In a paper published by the Institute for Fiscal Studies, researchers concluded that the key contributing factors to stagnant productivity are likely to be low real wages, low business investment and a misallocation of capital. Meanwhile “flexible” labour markets have been proved to be very effective in delivering part-time and temporary work, at low cost to employers. This is where market forces can lead to exploitation. To lower costs, but less effective care.
A “zero-hour contract” creates an ‘on call’ arrangement between employer and employee. It does not oblige the employer to provide work for the employee.
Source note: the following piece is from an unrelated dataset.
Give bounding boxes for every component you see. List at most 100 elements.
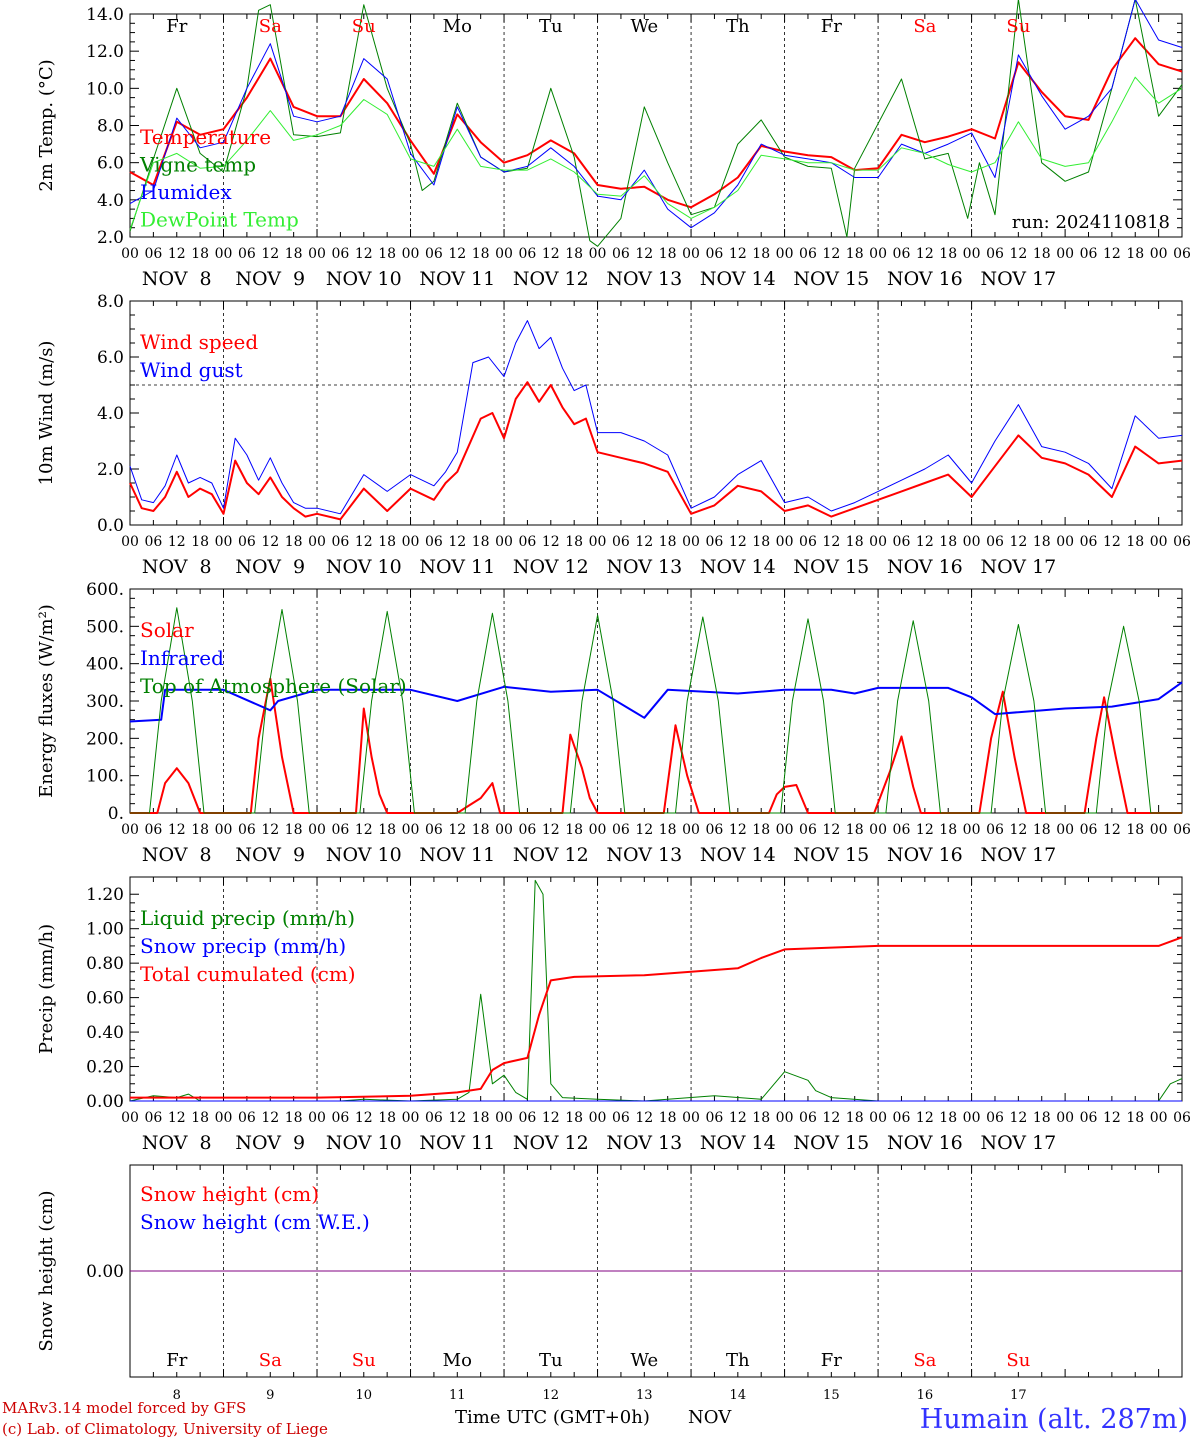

The employee agrees to be available for work as and when required, so that no particular number of hours or times of work are specified. The employee has no guaranteed income but receives compensation only for hours worked. And they are popular - one survey suggests that up to 5.5m people are now working on a zero hours basis. Meanwhile, underemployment – those who would like to work more hours, but cannot – is at record levels. When faced with collapsing markets in the recession, employers – rather than reducing the number of people in work – effectively cut wages and hours of those working.
Doesn’t this sound perfect for addressing the NHS funding gap in dementia?
Reviewed by Roger Kline, several reports have made clear that recent changes in employment practices are undermining safe and effective care outside hospitals. In particular, according to Skills for Care, 307,000 social care workers are now employed on zero-hours contracts. This accounts for one in five of all professionals in this sector and the numbers are growing rapidly.
And personal budgets means a growing section of the homecare workforce is directly employed by isolated individuals - often on quasi self-employed terms - meaning virtually no employment rights at all, and serious questions about support, quality, training and supervision.
All the main political parties have been keen to pursue personal health budgets. They all agree on the need for 'efficiency savings'. They are largely singing from the same hymn sheet.
The think tanks dishing out the hymn sheets seem to have airbrushed out low paid workers and unpaid carers without whom the system would collapse.
In paper after paper on ‘integrated care’ - “Making best use of the Better Care Fund” from the King’s Fund or “Whole person care” from the Fabian Society - there is unease about talking about these groups.
Converging evidence from the macroscopic picture of our economy, in the form of the ‘productivity puzzle’, and the landscape of social care for dementia paints a grim picture of legitimising a solution to 'the funding gap'.
The solutions put forward are as important for what they don’t say, as what they do. They offer no real answers for the low-paid carers on zero-hours contracts, along with the army of unpaid family caregivers in conditions like dementia.
This isn’t about “doing more with less”. It’s been “doing a lot with virtually nothing”. And whatever your precise definition of ‘productivity’ for these workers, it is clear that many are at breaking point under consider psychological and financial pressures themselves. But few want to discuss this with the general public.
Exploitation of carers should not be the solution for solving “the funding gap”.